El contexto histórico de hoy es distinto al de fines de los años 20. México no ha pasado recientemente por una guerra civil, ni por traumas económicos. Es un país sólido, en crecimiento, de una enorme riqueza intelectual y variedad política, integrado plenamente en las economías de América del Norte. El único descontrol radica en la avidez de poder de AMLO, ya que el desafío de la corrupción o la fuerza de las mafias no se corrigen por la concentración del mando, sino por fortalecer las instituciones que pueden controlarlo, evitar sus abusos y ejercer la autoridad del estado de derecho sobre todo el territorio.
Como decía antes, la reforma judicial es la más preocupante de todas y la que en estos días se encuentra en pleno debate. Pretende acabar con la corrupción, el nepotismo, fortalecer ese poder del Estado, acercarlo a la gente. Todos objetivos loables. Sin embargo, la elección popular de jueces, magistrados, relatores y demás, supone en sí misma su politización, aunque se plantee la elección a través de listas promovidas por los tres poderes. Dos de ellos son por esencia políticos y el tercero va camino de perder su independencia. Como resumía un agudo comentarista: “(la reforma) pondrá nuestros derechos en manos de autócratas federales, de caciques locales y de organizaciones delincuenciales”. Es decir, un riesgo tremendo para el ejercicio de la libertad.
Esta reforma viene, además, acompañada de pocas exigencias en cuanto a experiencia de los candidatos y de una alta rotación una vez que sean llenados los cargos. Esto provoca enorme preocupación en el mundo empresarial restando confianza al ambiente para invertir y su seguridad jurídica. Entre los socios de México en el Tratado de Libre Comercio de América del Norte nadie ha expresado en forma más gráfica la angustia que el embajador norteamericano: “Un Poder Judicial fortalecido en México debe contar con jueces capaces de gestionar litigios complejos para las extradiciones, disputas comerciales y otras cuestiones. Sin embargo, la propuesta, tal como está, elimina los requisitos necesarios de tener a los jueces más calificados, incluyendo la reducción de los años de experiencia necesarios para servir en todos los niveles del Poder Judicial”

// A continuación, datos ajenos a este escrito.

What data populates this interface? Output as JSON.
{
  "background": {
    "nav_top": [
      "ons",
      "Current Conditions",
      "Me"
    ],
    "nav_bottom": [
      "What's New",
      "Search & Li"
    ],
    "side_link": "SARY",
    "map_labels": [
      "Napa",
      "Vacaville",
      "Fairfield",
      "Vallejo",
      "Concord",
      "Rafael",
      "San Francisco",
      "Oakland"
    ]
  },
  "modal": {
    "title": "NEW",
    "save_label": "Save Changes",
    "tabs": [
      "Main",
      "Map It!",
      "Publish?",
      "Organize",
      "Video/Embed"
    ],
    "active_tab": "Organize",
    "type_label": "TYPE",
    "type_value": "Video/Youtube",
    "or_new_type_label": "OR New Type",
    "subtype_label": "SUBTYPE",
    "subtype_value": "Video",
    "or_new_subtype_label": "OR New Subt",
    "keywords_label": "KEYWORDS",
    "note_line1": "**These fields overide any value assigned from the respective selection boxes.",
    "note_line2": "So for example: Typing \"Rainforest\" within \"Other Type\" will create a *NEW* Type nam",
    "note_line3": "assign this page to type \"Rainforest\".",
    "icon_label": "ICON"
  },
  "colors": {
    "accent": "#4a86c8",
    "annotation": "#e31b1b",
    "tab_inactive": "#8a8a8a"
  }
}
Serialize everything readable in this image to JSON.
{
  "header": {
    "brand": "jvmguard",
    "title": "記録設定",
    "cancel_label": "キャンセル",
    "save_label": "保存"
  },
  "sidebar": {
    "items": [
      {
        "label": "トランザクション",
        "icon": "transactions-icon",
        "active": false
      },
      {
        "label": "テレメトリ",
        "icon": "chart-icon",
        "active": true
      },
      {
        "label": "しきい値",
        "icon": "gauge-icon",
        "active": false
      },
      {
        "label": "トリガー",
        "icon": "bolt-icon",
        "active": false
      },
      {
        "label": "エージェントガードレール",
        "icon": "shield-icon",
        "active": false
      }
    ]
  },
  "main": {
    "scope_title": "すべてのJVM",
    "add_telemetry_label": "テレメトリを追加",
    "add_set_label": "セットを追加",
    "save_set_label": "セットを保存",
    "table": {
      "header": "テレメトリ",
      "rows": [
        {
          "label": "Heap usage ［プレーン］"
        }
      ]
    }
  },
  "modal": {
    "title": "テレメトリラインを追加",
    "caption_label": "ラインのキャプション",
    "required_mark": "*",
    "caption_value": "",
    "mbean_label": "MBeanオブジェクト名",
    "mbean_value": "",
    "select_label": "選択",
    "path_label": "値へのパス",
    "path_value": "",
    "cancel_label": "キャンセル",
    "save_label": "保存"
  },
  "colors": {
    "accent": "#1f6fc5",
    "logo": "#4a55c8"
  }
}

Quedan apenas 23 días para que asuma como presidenta Claudia Sheinbaum, pero el ritmo frenético de los cambios radicales se acelera en lugar de disminuir, para que AMLO consolide su legado anti libertario y deje el menor espacio posible a su sucesora en el improbable caso que quiera revisar las reformas de su antecesor. A ello se agrega que le deja un gabinete casi armado. Lamentablemente para todos, esta regresión de las libertades se produce en un país socio en la Alianza del Pacífico, que tiene un natural liderazgo en la región y, por ello, alienta que procesos similares se reproduzcan en otras partes. ¿Qué lección estarán sacando Castro en Honduras, o Bukele en El Salvador?